Molecular dynamics study of the thermal conductivity in nanofluids

TL;DR

This study uses molecular dynamics simulations to investigate how nanoparticle concentration affects the thermal conductivity of nanofluids, revealing that only low volume fractions enhance conductivity.

Contribution

It introduces a detailed simulation approach combining EMD and NEMD to analyze nanofluid thermal conductivity, considering nanoparticle dispersion and aggregation effects.

Findings

Low volume fractions (2-3%) increase conductivity.

Nanoparticle aggregation does not significantly affect conductivity.

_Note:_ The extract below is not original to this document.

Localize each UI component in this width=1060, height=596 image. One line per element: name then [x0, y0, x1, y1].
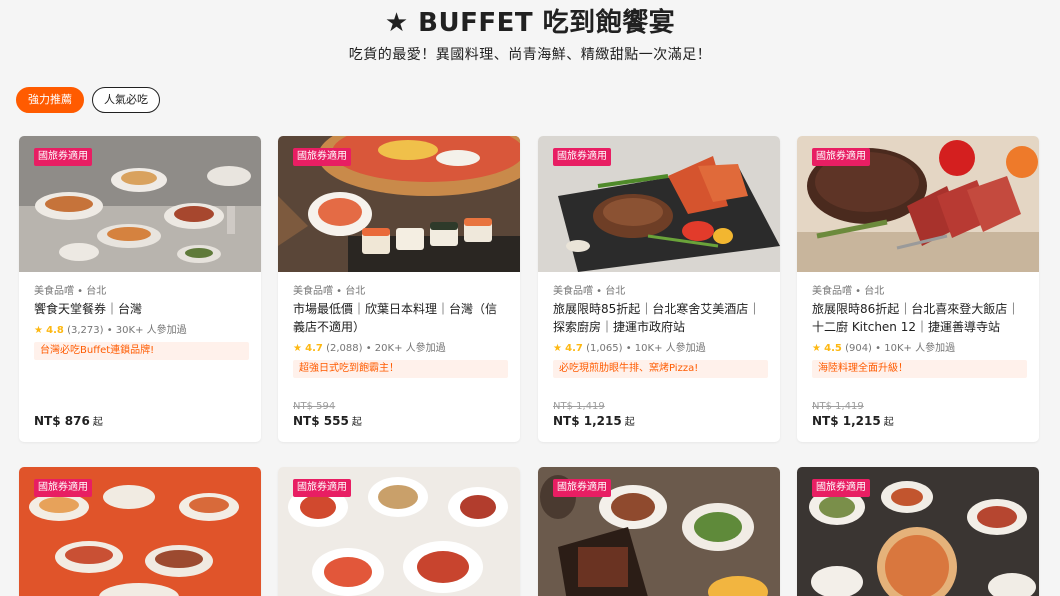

Higher volume fractions do not enhance thermal conductivity.

Abstract

We evaluate the thermal conductivity of a model nanofluid at various volume fractions of nanoparticles with equilibrium (EMD) and non-equilibrium (NEMD) molecular dynamics simulations. The Green-Kubo formalism is used for the EMD simulations while a net heat flux is imposed on the system for the NEMD simulations. The nanoparticle-nanoparticle, fluid-fluid and fluid-nanoparticle interactions are all taken as Lennard-Jones potentials. An empirical parameter is added to the attractive part of the potential to control the hydrophilicity of the nanoparticles, hence controlling how well dispersed are the nanoparticles in the base fluid. The results show that the aggregation of the nanoparticles does not have a measurable effect on the conductivity of the nanofluid. Nanofluids with volume fractions of 2% and 3% show an enhanced conductivity with respect to the bulk fluid. Surprisingly, nanofluids with higher volume fractions did not show any enhancement of the conductivity.